Ci sono diversi approcci per descrivere un modello multiscala. Anzi, dovremmo dire modellazione multiscala, perché questo è l’obiettivo ultimo dei ricercatori. Tra gli altri, c’è quello della teoria cinetica. Si rivede il sistema come un insieme di particelle interagenti per via probabilistica.  Il significato delle particelle e delle interazioni dipende dalla particolare applicazione considerata. Ad esempio, in un sistema socio-economico, le particelle sono le persone che interagiscono, scambiandosi soldi e beni.

Individuato il sistema, la sua descrizione avviene lungo tre scale. Si parte da quella microscopica. A questo livello, si guarda all’interazione tra i singoli agenti del sistema. In generale, si tratta di interazioni binarie, cioè tra coppie di agenti. Tuttavia, le interazioni possono essere tantissime, basti pensare al quantitativo di cellule che interagiscono nei nostri tessuti. Dunque, la scala microscopica rischia di essere proibitiva, anche solo per il numero di equazioni risultanti.

Come si esce da questo problema?
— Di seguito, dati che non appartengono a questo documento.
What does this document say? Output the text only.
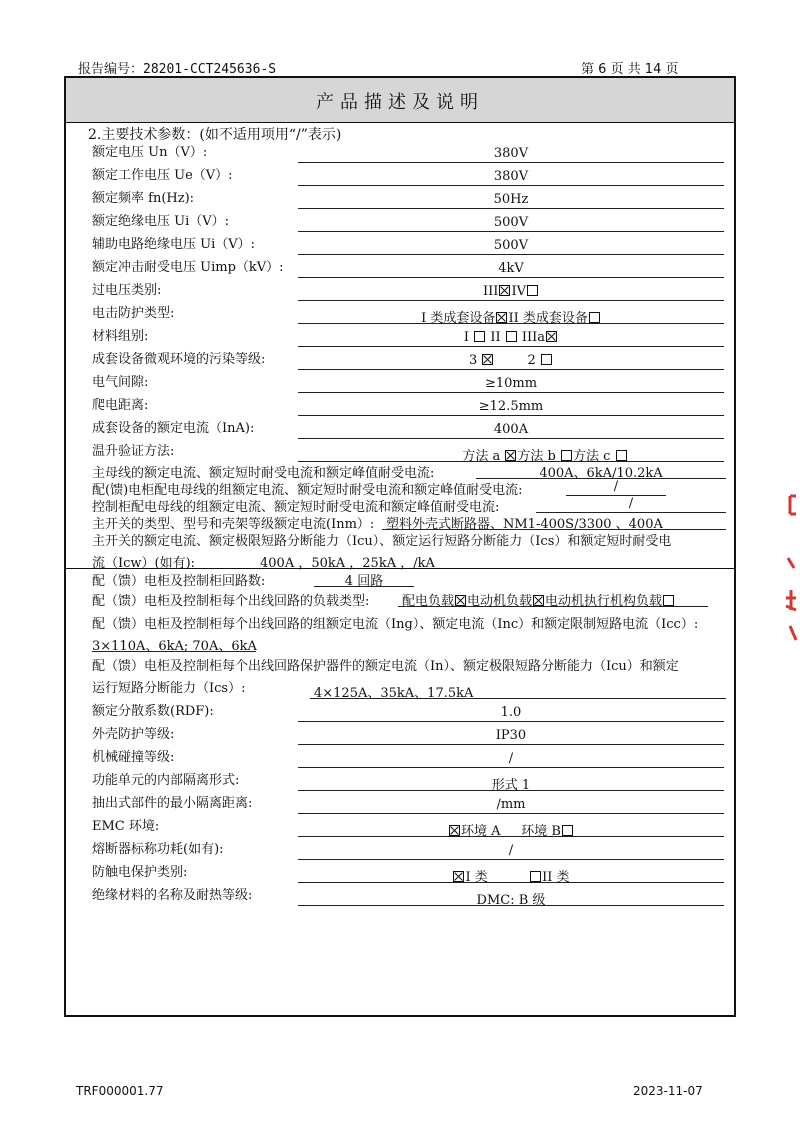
报告编号：28201-CCT245636-S	第 6 页 共 14 页
产品描述及说明
2.主要技术参数：(如不适用项用“/”表示)
额定电压 Un（V）:	380V
额定工作电压 Ue（V）:	380V
额定频率 fn(Hz):	50Hz
额定绝缘电压 Ui（V）:	500V
辅助电路绝缘电压 Ui（V）:	500V
额定冲击耐受电压 Uimp（kV）:	4kV
过电压类别:	III IV
电击防护类型:	I 类成套设备 II 类成套设备
材料组别:	I II IIIa
成套设备微观环境的污染等级:	3	2
电气间隙:	≥10mm
爬电距离:	≥12.5mm
成套设备的额定电流（InA):	400A
温升验证方法:	方法 a 方法 b 方法 c
主母线的额定电流、额定短时耐受电流和额定峰值耐受电流:	400A、6kA/10.2kA
配(馈)电柜配电母线的组额定电流、额定短时耐受电流和额定峰值耐受电流:	/
控制柜配电母线的组额定电流、额定短时耐受电流和额定峰值耐受电流:	/
主开关的类型、型号和壳架等级额定电流(Inm）: 塑料外壳式断路器、NM1-400S/3300 、400A
主开关的额定电流、额定极限短路分断能力（Icu）、额定运行短路分断能力（Ics）和额定短时耐受电
流（Icw）(如有):	400A ，50kA ，25kA ，/kA
配（馈）电柜及控制柜回路数:	4 回路
配（馈）电柜及控制柜每个出线回路的负载类型:	配电负载 电动机负载 电动机执行机构负载
配（馈）电柜及控制柜每个出线回路的组额定电流（Ing）、额定电流（Inc）和额定限制短路电流（Icc）:
3×110A、6kA; 70A、6kA
配（馈）电柜及控制柜每个出线回路保护器件的额定电流（In）、额定极限短路分断能力（Icu）和额定
运行短路分断能力（Ics）:	4×125A、35kA、17.5kA
额定分散系数(RDF):	1.0
外壳防护等级:	IP30
机械碰撞等级:	/
功能单元的内部隔离形式:	形式 1
抽出式部件的最小隔离距离:	/mm
EMC 环境:	环境 A 环境 B
熔断器标称功耗(如有):	/
防触电保护类别:	I 类	II 类
绝缘材料的名称及耐热等级:	DMC: B 级
TRF000001.77	2023-11-07
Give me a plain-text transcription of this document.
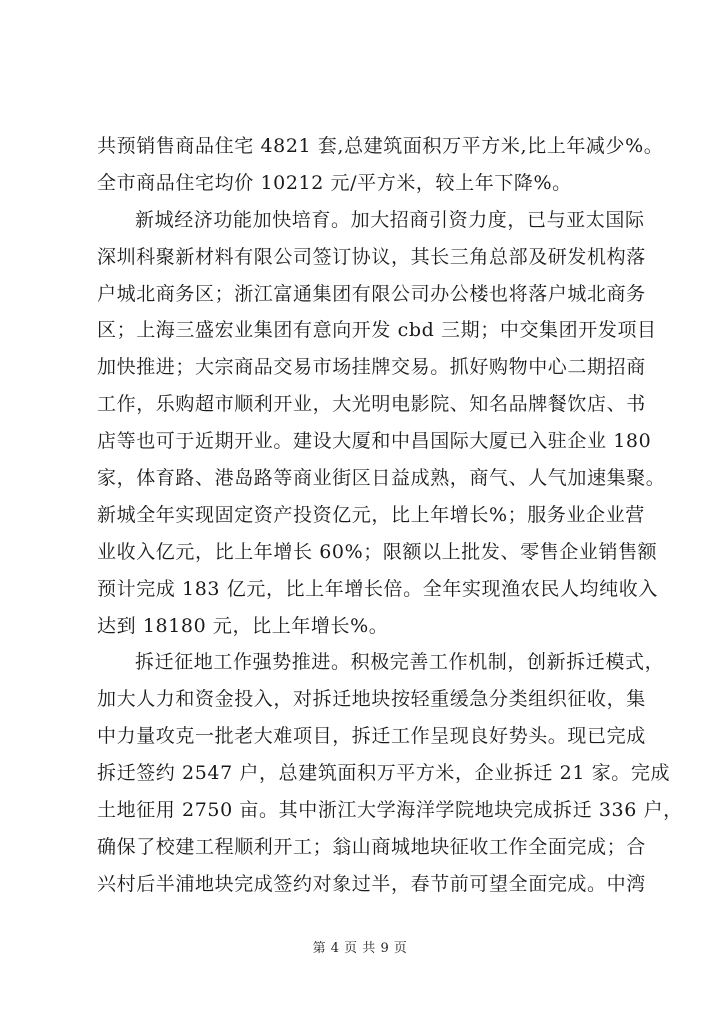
共预销售商品住宅 4821 套,总建筑面积万平方米,比上年减少%。
全市商品住宅均价 10212 元/平方米，较上年下降%。
新城经济功能加快培育。加大招商引资力度，已与亚太国际
深圳科聚新材料有限公司签订协议，其长三角总部及研发机构落
户城北商务区；浙江富通集团有限公司办公楼也将落户城北商务
区；上海三盛宏业集团有意向开发 cbd 三期；中交集团开发项目
加快推进；大宗商品交易市场挂牌交易。抓好购物中心二期招商
工作，乐购超市顺利开业，大光明电影院、知名品牌餐饮店、书
店等也可于近期开业。建设大厦和中昌国际大厦已入驻企业 180
家，体育路、港岛路等商业街区日益成熟，商气、人气加速集聚。
新城全年实现固定资产投资亿元，比上年增长%；服务业企业营
业收入亿元，比上年增长 60%；限额以上批发、零售企业销售额
预计完成 183 亿元，比上年增长倍。全年实现渔农民人均纯收入
达到 18180 元，比上年增长%。
拆迁征地工作强势推进。积极完善工作机制，创新拆迁模式，
加大人力和资金投入，对拆迁地块按轻重缓急分类组织征收，集
中力量攻克一批老大难项目，拆迁工作呈现良好势头。现已完成
拆迁签约 2547 户，总建筑面积万平方米，企业拆迁 21 家。完成
土地征用 2750 亩。其中浙江大学海洋学院地块完成拆迁 336 户，
确保了校建工程顺利开工；翁山商城地块征收工作全面完成；合
兴村后半浦地块完成签约对象过半，春节前可望全面完成。中湾
第 4 页 共 9 页
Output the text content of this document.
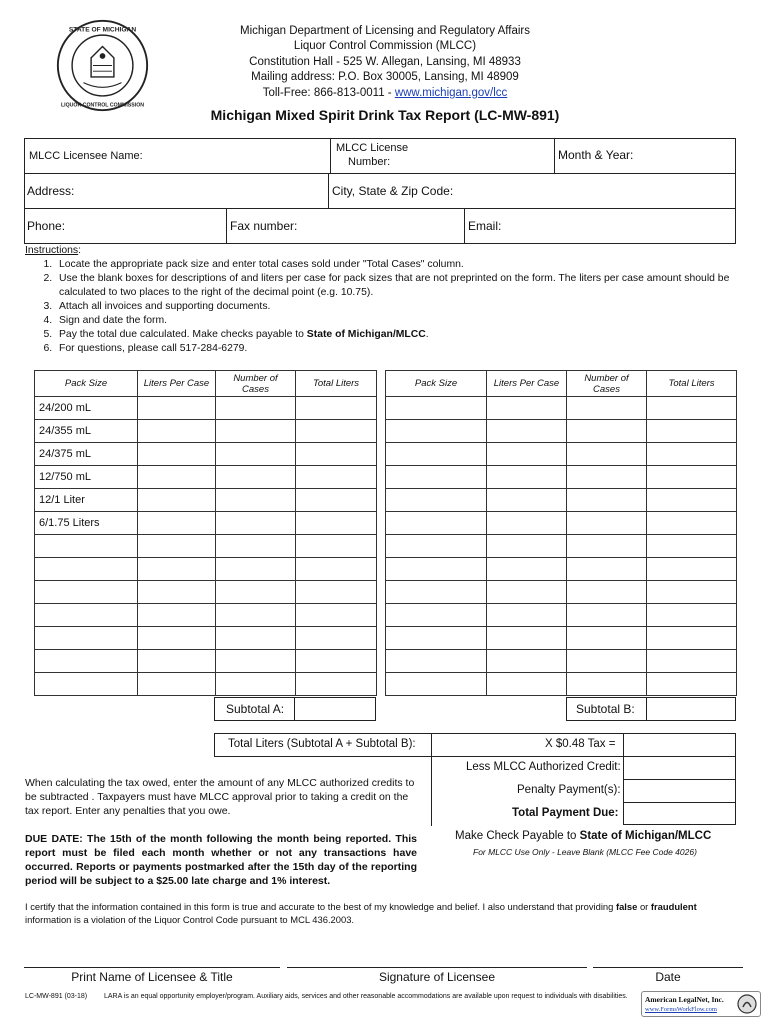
STATE OF MICHIGAN
LIQUOR CONTROL COMMISSION
Michigan Department of Licensing and Regulatory Affairs
Liquor Control Commission (MLCC)
Constitution Hall - 525 W. Allegan, Lansing, MI 48933
Mailing address: P.O. Box 30005, Lansing, MI 48909
Toll-Free: 866-813-0011 - www.michigan.gov/lcc
Michigan Mixed Spirit Drink Tax Report (LC-MW-891)
MLCC Licensee Name:
MLCC License
Number:	Month & Year:
Address:	City, State & Zip Code:
Phone:	Fax number:	Email:
Instructions:
1. Locate the appropriate pack size and enter total cases sold under "Total Cases" column.
2. Use the blank boxes for descriptions of and liters per case for pack sizes that are not preprinted on the form. The liters per case amount should be calculated to two places to the right of the decimal point (e.g. 10.75).
3. Attach all invoices and supporting documents.
4. Sign and date the form.
5. Pay the total due calculated. Make checks payable to State of Michigan/MLCC.
6. For questions, please call 517-284-6279.
Pack Size	Liters Per Case	Number of Cases	Total Liters
24/200 mL			
24/355 mL			
24/375 mL			
12/750 mL			
12/1 Liter			
6/1.75 Liters			

Pack Size	Liters Per Case	Number of Cases	Total Liters

Subtotal A:	Subtotal B:
Total Liters (Subtotal A + Subtotal B):	X $0.48 Tax =
Less MLCC Authorized Credit:
Penalty Payment(s):
Total Payment Due:
Make Check Payable to State of Michigan/MLCC
For MLCC Use Only - Leave Blank (MLCC Fee Code 4026)
When calculating the tax owed, enter the amount of any MLCC authorized credits to be subtracted . Taxpayers must have MLCC approval prior to taking a credit on the tax report. Enter any penalties that you owe.
DUE DATE: The 15th of the month following the month being reported. This report must be filed each month whether or not any transactions have occurred. Reports or payments postmarked after the 15th day of the reporting period will be subject to a $25.00 late charge and 1% interest.
I certify that the information contained in this form is true and accurate to the best of my knowledge and belief. I also understand that providing false or fraudulent
information is a violation of the Liquor Control Code pursuant to MCL 436.2003.
Print Name of Licensee & Title	Signature of Licensee	Date
LC-MW-891 (03-18) LARA is an equal opportunity employer/program. Auxiliary aids, services and other reasonable accommodations are available upon request to individuals with disabilities.	American LegalNet, Inc.
www.FormsWorkFlow.com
Si introducono delle funzioni di distribuzione sul sistema, così da passare a una descrizione statistica delle interazioni. Non siamo più interessati alla singola interazione tra due agenti, ma a come evolve il numero di agenti con certe caratteristiche, a seguito delle interazioni. Abbiamo cambiato scala, siamo a quella mesoscopica.

E se non ci basta? Se vogliamo un’evoluzione del sistema nella sua totalità? Introduciamo i momenti delle funzioni di distribuzione del livello mesoscopico. La loro evoluzione fornisce l’evoluzione del sistema nella sua totalità, come un corpo unico in movimento. Eccoci arrivati alla scala macroscopica.

Un esempio può fare chiarezza. Consideriamo il traffico veicolare (qui per approfondire). Ci sono delle auto che si muovono lungo una strada. L’obiettivo è trovare un modello che ne descrive l’evoluzione. Ciascuna auto è caratterizzata da velocità e, tra le altre, l’esperienza del guidatore. Queste quantità descrivono il sistema a livello microscopico, dove troviamo le singole auto. Con la scala mesoscopica, abbiamo l’evoluzione temporale del numero di auto caratterizzate da una certa velocità e da un certo guidatore. Mentre, a livello macroscopico vediamo il numero totale di auto lungo la strada. Non esiste una scala prioritaria, perché ciascuna fornisce delle informazioni, proprie di quel livello. Quindi, la scelta della scala dipenda da cosa vogliamo osservare e (sperabilmente!) capire.

Il traffico veicolare è solo uno dei fenomeni modellati con approccio multiscala. Tra gli altri troviamo anche il funzionamento del cuore (ne abbiamo parlato, qui su MaddMaths!, nel podcast “Il cuore matematico”). Certo, di problemi aperti ne restano. Matematicamente, c’è il passaggio rigoroso da una scala all’altra. Computazionalmente, lo sviluppo di metodi per la risoluzione delle equazioni alle diverse scale. Malgrado questi limiti, i modelli multiscala consentono di vedere il mondo con una lente sempre più efficace.